GoTo全国一時停止「唐突」「仕方ない」 長崎県内観光業、我慢の年末年始

 政府の観光支援事業「Go To トラベル」について全国一時停止を菅義偉首相が表明した14日、県内宿泊業者は「痛手だ」「休止が唐突すぎる」と困惑。一方、感染が広がる状況を踏まえ「やむを得ない」との声も聞かれた。客足が上向いていた県内観光業も「我慢」の年末年始を迎えそうだ。
 同日夕、一時停止の一報が入ると長崎市の長崎スカイホテルには、問い合わせの電話やメールが100件近く相次いだ。塚島宏明副社長(40)は「詳細が分からずお答えできていない」と困惑気味。年末年始は「GoTo」利用者で例年並みの予約が入っていただけに「感染拡大を止めよう、との首相の強いメッセージだと思うが、キャンセルが増えると痛手だ」。
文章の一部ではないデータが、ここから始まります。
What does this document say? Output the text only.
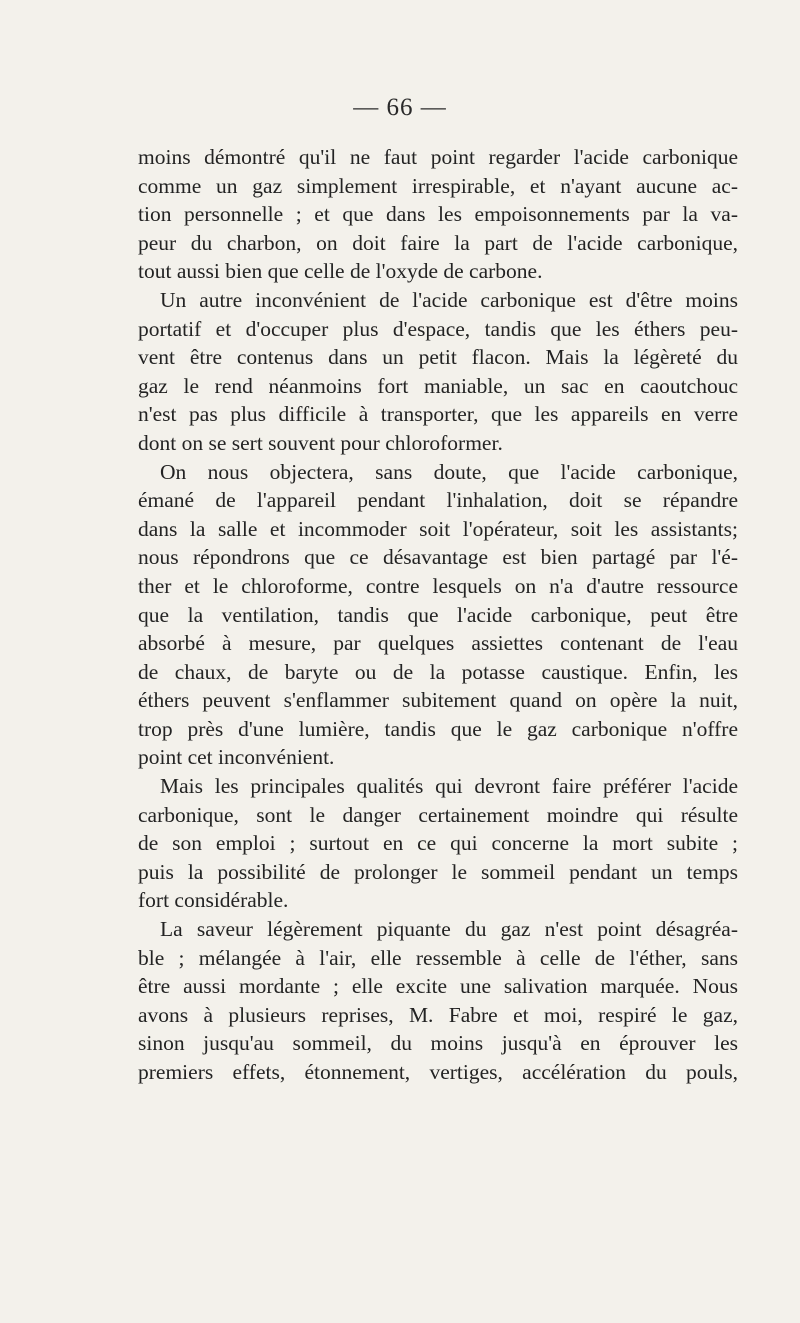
— 66 —
moins démontré qu'il ne faut point regarder l'acide carbonique
comme un gaz simplement irrespirable, et n'ayant aucune ac-
tion personnelle ; et que dans les empoisonnements par la va-
peur du charbon, on doit faire la part de l'acide carbonique,
tout aussi bien que celle de l'oxyde de carbone.
Un autre inconvénient de l'acide carbonique est d'être moins
portatif et d'occuper plus d'espace, tandis que les éthers peu-
vent être contenus dans un petit flacon. Mais la légèreté du
gaz le rend néanmoins fort maniable, un sac en caoutchouc
n'est pas plus difficile à transporter, que les appareils en verre
dont on se sert souvent pour chloroformer.
On nous objectera, sans doute, que l'acide carbonique,
émané de l'appareil pendant l'inhalation, doit se répandre
dans la salle et incommoder soit l'opérateur, soit les assistants;
nous répondrons que ce désavantage est bien partagé par l'é-
ther et le chloroforme, contre lesquels on n'a d'autre ressource
que la ventilation, tandis que l'acide carbonique, peut être
absorbé à mesure, par quelques assiettes contenant de l'eau
de chaux, de baryte ou de la potasse caustique. Enfin, les
éthers peuvent s'enflammer subitement quand on opère la nuit,
trop près d'une lumière, tandis que le gaz carbonique n'offre
point cet inconvénient.
Mais les principales qualités qui devront faire préférer l'acide
carbonique, sont le danger certainement moindre qui résulte
de son emploi ; surtout en ce qui concerne la mort subite ;
puis la possibilité de prolonger le sommeil pendant un temps
fort considérable.
La saveur légèrement piquante du gaz n'est point désagréa-
ble ; mélangée à l'air, elle ressemble à celle de l'éther, sans
être aussi mordante ; elle excite une salivation marquée. Nous
avons à plusieurs reprises, M. Fabre et moi, respiré le gaz,
sinon jusqu'au sommeil, du moins jusqu'à en éprouver les
premiers effets, étonnement, vertiges, accélération du pouls,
 雲仙市の雲仙温泉街は、年末年始はどの旅館・ホテルも予約でほぼ満室。雲仙旅館ホテル組合の福田努組合長は「休止の発表が唐突すぎる。年間で一番の書き入れ時。10日間で通常の1カ月分の売り上げがある。今後の資金繰りにも影響しかねない」とキャンセル料の補填(ほてん)を国に求めた。
 県観光振興課によると、県内で「GoTo」宿泊者に起因する感染事例は確認されていない。佐古竜二課長は「県内観光業界にとって大きな痛手」としながらも「その後の需要回復につなげる上で今は我慢のしどころなのだろう」と話した。
 一方、対馬観光物産協会の西護事務局長(48)は「対馬を訪れる観光客数も順調に回復していただけに残念だが、やむを得ない」と苦渋の表情。カウントダウンイベントなどを予定する佐世保市のハウステンボスも「一時停止は仕方ない」と政府の決定を尊重。担当者は「お客さまに安全安心を提供できるよう、これまでと同じように対策を徹底する」と話した。